The town owes its origins to the discovery of gold bearing quartz reefs in the area in the late 1860s when the gold rush fever hit the West Coast.

The town itself became established about 1870 and immediately became an entrepreneurial and prosperous place.
With mining came technology and innovation, and in August 1888 Reefton became the first place in New Zealand and the Southern Hemisphere to have a public supply of electricity, even before the fashionable suburbs of London and New York.

Wander around the streets of Reefton including Broadway, the town's main street with its pioneer and verandahed look. Take in the history, explore the historic buildings and imagine what it was like back in the 1870s when the promise of gold and lasting prosperity built the town. The many buildings dating back to the beginning help you recreate Reefton's past - the Surveyors House (1871), the 'Top of the Town' shops and Forsyth & Masters Store (1870s), the Courthouse (1873), the Oddfellows Hall (1872), Bank of New Zealand (1873), National Bank (1873), Catholic Church (1877), St Stephens Anglican Church (1878), Reefton School of Mines (1886) and the Band Hall (1901).
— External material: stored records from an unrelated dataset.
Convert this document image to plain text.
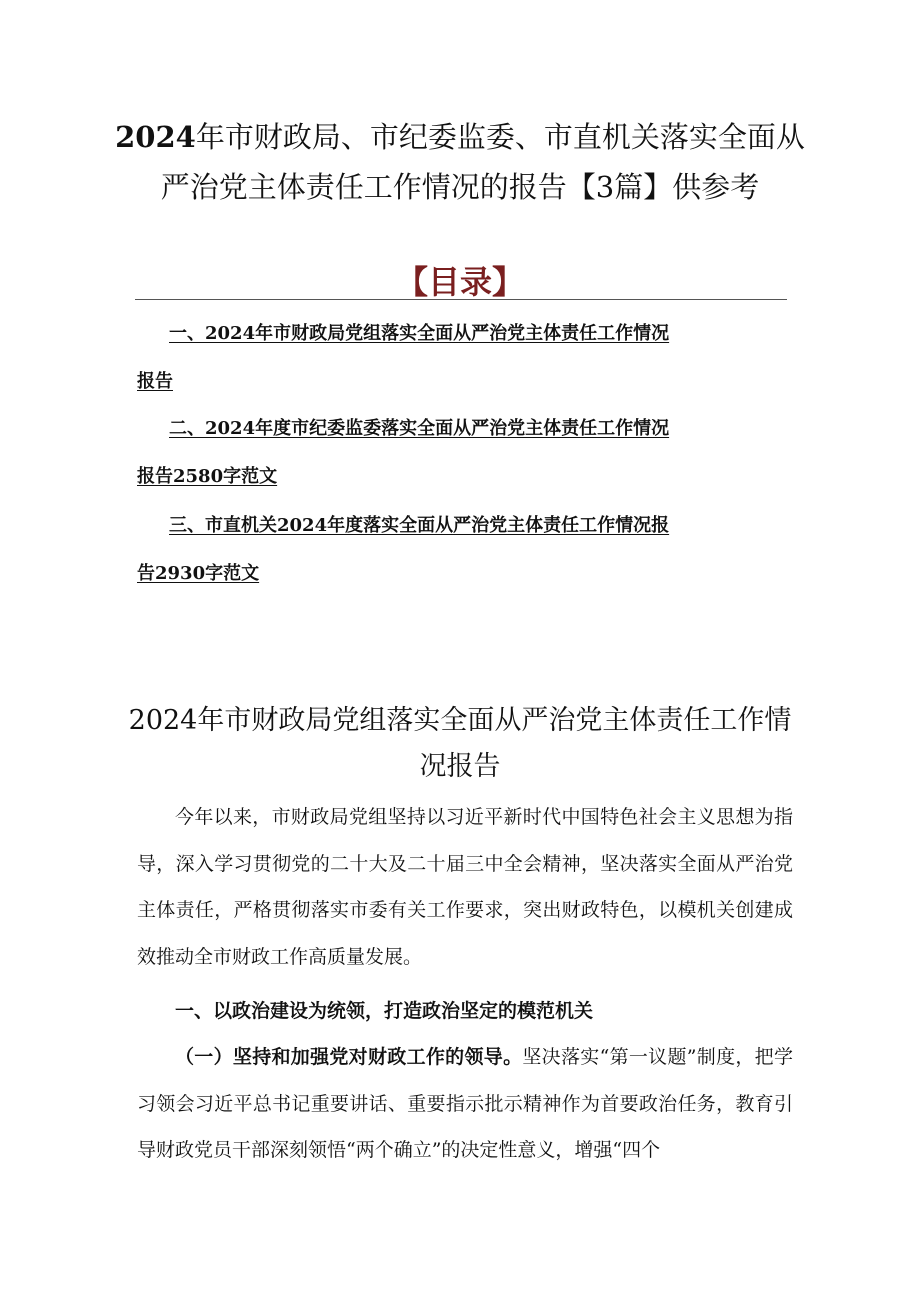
2024年市财政局、市纪委监委、市直机关落实全面从严治党主体责任工作情况的报告【3篇】供参考
【目录】
一、2024年市财政局党组落实全面从严治党主体责任工作情况
报告
二、2024年度市纪委监委落实全面从严治党主体责任工作情况
报告2580字范文
三、市直机关2024年度落实全面从严治党主体责任工作情况报
告2930字范文
2024年市财政局党组落实全面从严治党主体责任工作情况报告

今年以来，市财政局党组坚持以习近平新时代中国特色社会主义思想为指导，深入学习贯彻党的二十大及二十届三中全会精神，坚决落实全面从严治党主体责任，严格贯彻落实市委有关工作要求，突出财政特色，以模机关创建成效推动全市财政工作高质量发展。

一、以政治建设为统领，打造政治坚定的模范机关

（一）坚持和加强党对财政工作的领导。坚决落实“第一议题”制度，把学习领会习近平总书记重要讲话、重要指示批示精神作为首要政治任务，教育引导财政党员干部深刻领悟“两个确立”的决定性意义，增强“四个
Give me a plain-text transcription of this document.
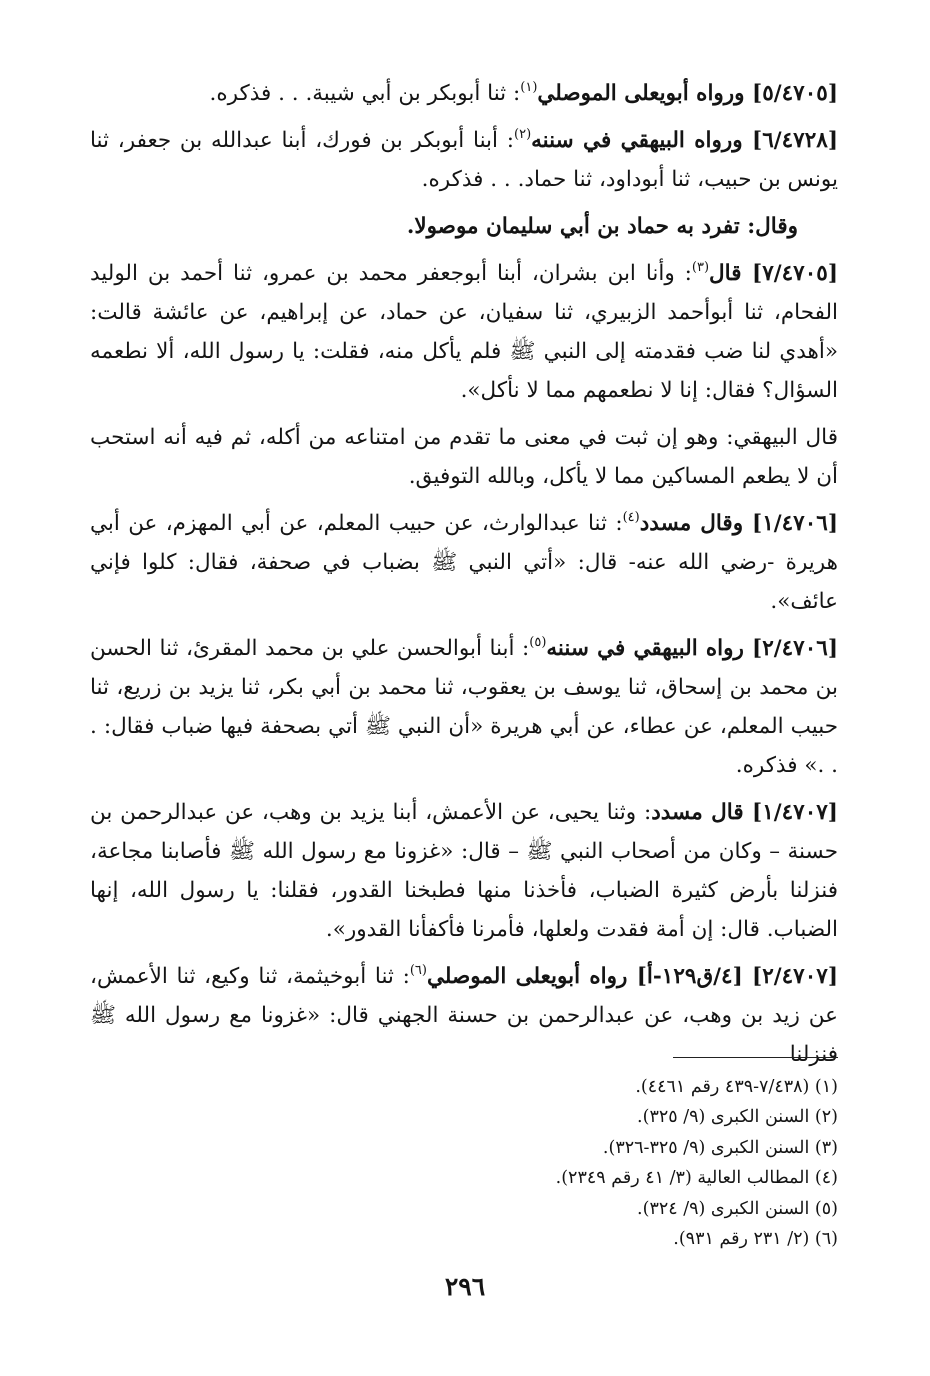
[٥/٤٧٠٥] ورواه أبويعلى الموصلي$^{(١)}$: ثنا أبوبكر بن أبي شيبة. . . فذكره.

[٦/٤٧٢٨] ورواه البيهقي في سننه$^{(٢)}$: أبنا أبوبكر بن فورك، أبنا عبدالله بن جعفر، ثنا يونس بن حبيب، ثنا أبوداود، ثنا حماد. . . فذكره.

وقال: تفرد به حماد بن أبي سليمان موصولا.

[٧/٤٧٠٥] قال$^{(٣)}$: وأنا ابن بشران، أبنا أبوجعفر محمد بن عمرو، ثنا أحمد بن الوليد الفحام، ثنا أبوأحمد الزبيري، ثنا سفيان، عن حماد، عن إبراهيم، عن عائشة قالت: «أهدي لنا ضب فقدمته إلى النبي ﷺ فلم يأكل منه، فقلت: يا رسول الله، ألا نطعمه السؤال؟ فقال: إنا لا نطعمهم مما لا نأكل».

قال البيهقي: وهو إن ثبت في معنى ما تقدم من امتناعه من أكله، ثم فيه أنه استحب أن لا يطعم المساكين مما لا يأكل، وبالله التوفيق.

[١/٤٧٠٦] وقال مسدد$^{(٤)}$: ثنا عبدالوارث، عن حبيب المعلم، عن أبي المهزم، عن أبي هريرة -رضي الله عنه- قال: «أتي النبي ﷺ بضباب في صحفة، فقال: كلوا فإني عائف».

[٢/٤٧٠٦] رواه البيهقي في سننه$^{(٥)}$: أبنا أبوالحسن علي بن محمد المقرئ، ثنا الحسن بن محمد بن إسحاق، ثنا يوسف بن يعقوب، ثنا محمد بن أبي بكر، ثنا يزيد بن زريع، ثنا حبيب المعلم، عن عطاء، عن أبي هريرة «أن النبي ﷺ أتي بصحفة فيها ضباب فقال: . . .» فذكره.

[١/٤٧٠٧] قال مسدد: وثنا يحيى، عن الأعمش، أبنا يزيد بن وهب، عن عبدالرحمن بن حسنة – وكان من أصحاب النبي ﷺ – قال: «غزونا مع رسول الله ﷺ فأصابنا مجاعة، فنزلنا بأرض كثيرة الضباب، فأخذنا منها فطبخنا القدور، فقلنا: يا رسول الله، إنها الضباب. قال: إن أمة فقدت ولعلها، فأمرنا فأكفأنا القدور».

[٢/٤٧٠٧] [٤/ق١٢٩-أ] رواه أبويعلى الموصلي$^{(٦)}$: ثنا أبوخيثمة، ثنا وكيع، ثنا الأعمش، عن زيد بن وهب، عن عبدالرحمن بن حسنة الجهني قال: «غزونا مع رسول الله ﷺ فنزلنا

(١) (٧/٤٣٨-٤٣٩ رقم ٤٤٦١).

(٢) السنن الكبرى (٩/ ٣٢٥).

(٣) السنن الكبرى (٩/ ٣٢٥-٣٢٦).

(٤) المطالب العالية (٣/ ٤١ رقم ٢٣٤٩).

(٥) السنن الكبرى (٩/ ٣٢٤).

(٦) (٢/ ٢٣١ رقم ٩٣١).

٢٩٦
Reefton is also rich in rail heritage with the world's only Single 'R' Class Fairlie locomotive in its original form sitting right in the heart of town. Just out of town on SH 69 towards Westport, the Reefton railway precinct retains its 19th Century railway station (1892) and the country's only remaining single row two-stall steam engine shed (1892), both former Midland Railway Company buildings.

Miners Hut

Bringing history further to life are the Bearded Mining Company at the Miners Hut. This replica hut depicting 1860s style housing is made of native cedar slabs and set amongst native plantings right in the heart of town on Broadway.
Gavin, Peter are 'in residence' all year, and welcome visitors in to learn how a miner lived in the 19th century when the promise of gold lured thousands of prospectors to the area.
You can sit in front of the fire, enjoy a cup of billy tea, watch pieces of iron and steel being shaped on the blacksmith forge or try your hand at gold panning where flakes of gold are 'guaranteed' to be found.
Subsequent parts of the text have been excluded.